What is it? Interval training alternates periods of more intense exercise with periods of recovery (recovery here means going slower such as jogging, walking, or even rest).
Interval training is probably the most versatile of all the cardiovascular training methods because by changing up the duration and difficulty of the work periods, intervals can be modified to suit beginner, intermediate or advanced exercisers, and used to develop aerobic or anaerobic fitness depending on your goals.
Types of interval training:
Interval training is challenging and effective, with different types aimed at different fitness levels.
- High-intensity interval training (HIIT)
- Moderate-intensity interval training (good for beginners)
- Beginners Run/Walk
Why do it? Alternating intense bouts of exercise with periods of recovery allows you to exercise at high intensities without burning yourself out in a matter of minutes, so you can exercise for longer.
HIIT and fartlek work the cardiorespiratory system, increasing both anaerobic and aerobic fitness.
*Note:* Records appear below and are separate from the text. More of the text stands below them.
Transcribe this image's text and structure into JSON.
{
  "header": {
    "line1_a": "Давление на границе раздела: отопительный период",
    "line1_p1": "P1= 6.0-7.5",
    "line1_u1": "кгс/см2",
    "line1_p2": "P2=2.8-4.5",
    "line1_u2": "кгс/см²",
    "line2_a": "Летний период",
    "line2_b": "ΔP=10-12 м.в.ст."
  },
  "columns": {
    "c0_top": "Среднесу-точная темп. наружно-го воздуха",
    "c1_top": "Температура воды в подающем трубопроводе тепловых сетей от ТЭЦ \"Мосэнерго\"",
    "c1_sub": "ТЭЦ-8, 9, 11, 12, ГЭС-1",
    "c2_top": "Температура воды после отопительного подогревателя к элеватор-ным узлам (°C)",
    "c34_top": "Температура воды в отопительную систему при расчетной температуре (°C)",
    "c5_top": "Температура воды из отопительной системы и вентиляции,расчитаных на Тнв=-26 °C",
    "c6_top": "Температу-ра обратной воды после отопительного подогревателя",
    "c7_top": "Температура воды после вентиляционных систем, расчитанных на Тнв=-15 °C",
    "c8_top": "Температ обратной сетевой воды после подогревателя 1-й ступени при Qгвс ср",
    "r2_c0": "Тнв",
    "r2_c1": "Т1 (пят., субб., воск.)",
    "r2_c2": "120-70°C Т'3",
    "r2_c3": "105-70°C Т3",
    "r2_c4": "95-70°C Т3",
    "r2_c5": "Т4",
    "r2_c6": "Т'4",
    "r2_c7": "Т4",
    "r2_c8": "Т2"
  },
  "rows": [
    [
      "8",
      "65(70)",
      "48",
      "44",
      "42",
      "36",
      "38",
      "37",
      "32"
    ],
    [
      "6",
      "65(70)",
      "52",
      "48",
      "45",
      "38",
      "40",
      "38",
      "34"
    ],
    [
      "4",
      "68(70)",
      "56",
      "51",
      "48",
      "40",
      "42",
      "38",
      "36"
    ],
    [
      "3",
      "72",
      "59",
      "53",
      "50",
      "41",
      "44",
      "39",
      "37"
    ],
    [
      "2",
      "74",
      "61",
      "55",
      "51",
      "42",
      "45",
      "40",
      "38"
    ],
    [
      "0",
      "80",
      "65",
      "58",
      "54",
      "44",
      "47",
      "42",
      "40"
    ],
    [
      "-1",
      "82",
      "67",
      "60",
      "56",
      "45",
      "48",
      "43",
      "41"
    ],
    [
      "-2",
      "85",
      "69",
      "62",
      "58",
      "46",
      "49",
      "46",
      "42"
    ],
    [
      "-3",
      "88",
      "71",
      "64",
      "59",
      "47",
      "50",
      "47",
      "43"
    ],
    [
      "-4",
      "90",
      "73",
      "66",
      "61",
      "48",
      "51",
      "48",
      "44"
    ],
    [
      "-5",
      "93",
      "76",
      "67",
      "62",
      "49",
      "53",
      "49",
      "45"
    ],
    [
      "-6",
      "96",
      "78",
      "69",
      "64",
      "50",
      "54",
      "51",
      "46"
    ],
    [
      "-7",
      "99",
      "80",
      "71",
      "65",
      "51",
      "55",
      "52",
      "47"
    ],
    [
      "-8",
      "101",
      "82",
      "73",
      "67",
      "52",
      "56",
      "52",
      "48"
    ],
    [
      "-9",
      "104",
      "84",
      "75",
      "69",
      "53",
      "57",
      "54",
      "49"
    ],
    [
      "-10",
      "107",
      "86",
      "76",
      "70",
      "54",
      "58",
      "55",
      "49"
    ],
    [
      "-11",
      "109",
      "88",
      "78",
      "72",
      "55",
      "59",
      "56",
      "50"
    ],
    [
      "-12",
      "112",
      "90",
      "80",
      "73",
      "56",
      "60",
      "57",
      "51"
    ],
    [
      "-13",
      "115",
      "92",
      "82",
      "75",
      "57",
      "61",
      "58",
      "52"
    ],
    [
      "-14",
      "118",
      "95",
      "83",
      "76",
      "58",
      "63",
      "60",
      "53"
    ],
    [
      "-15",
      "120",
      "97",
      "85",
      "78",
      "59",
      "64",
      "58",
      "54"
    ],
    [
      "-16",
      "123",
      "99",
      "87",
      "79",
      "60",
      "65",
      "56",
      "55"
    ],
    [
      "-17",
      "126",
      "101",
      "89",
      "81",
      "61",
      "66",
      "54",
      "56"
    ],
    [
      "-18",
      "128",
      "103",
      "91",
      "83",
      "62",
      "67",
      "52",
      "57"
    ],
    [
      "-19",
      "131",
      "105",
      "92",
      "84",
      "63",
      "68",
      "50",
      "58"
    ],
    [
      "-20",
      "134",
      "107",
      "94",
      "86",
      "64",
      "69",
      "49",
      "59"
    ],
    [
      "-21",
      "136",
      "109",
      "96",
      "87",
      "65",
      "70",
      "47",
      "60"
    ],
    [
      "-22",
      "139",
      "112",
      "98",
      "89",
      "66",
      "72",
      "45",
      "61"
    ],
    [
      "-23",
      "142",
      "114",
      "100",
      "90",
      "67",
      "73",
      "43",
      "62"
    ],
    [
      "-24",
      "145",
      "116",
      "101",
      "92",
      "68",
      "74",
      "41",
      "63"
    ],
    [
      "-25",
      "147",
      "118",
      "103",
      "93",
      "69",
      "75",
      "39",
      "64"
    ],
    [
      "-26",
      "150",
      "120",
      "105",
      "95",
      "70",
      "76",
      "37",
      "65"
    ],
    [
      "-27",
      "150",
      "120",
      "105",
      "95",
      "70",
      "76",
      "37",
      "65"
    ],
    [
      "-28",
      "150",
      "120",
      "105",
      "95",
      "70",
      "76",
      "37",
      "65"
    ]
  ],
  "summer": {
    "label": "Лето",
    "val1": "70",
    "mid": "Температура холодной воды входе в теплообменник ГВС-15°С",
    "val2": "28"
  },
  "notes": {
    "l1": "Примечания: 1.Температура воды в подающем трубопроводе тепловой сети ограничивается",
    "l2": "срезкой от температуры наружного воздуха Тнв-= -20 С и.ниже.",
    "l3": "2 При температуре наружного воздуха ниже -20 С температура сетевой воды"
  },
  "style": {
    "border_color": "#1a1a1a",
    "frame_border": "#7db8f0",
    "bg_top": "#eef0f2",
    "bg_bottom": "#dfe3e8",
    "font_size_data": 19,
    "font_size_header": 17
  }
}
And if you’re short on time, HIIT is especially efficient. It has many of the same effects as long steady state workouts, but does it in a fraction of the time. HIIT also has an incredible effect on metabolism, keeping it elevated for hours after (EPOC). This means you continue to burn a significant number of calories, making it a more time efficient way to lose weight.
Moderate intensity interval training a great way of introducing exercise if you’ve been inactive for some time. Compared to HIIT, there is less risk of sustaining injury or suffering with muscle soreness, and it is more comfortable.
Who should do it? Beginners with a good base fitness (ie. regular moderate-intensity exercise) should start with less demanding intervals and gradually build stamina. High intensity interval training (HIIT) is challenging – mentally and physically. If you do too much too soon or too often, you risk injury, overtraining or you might just plain give up.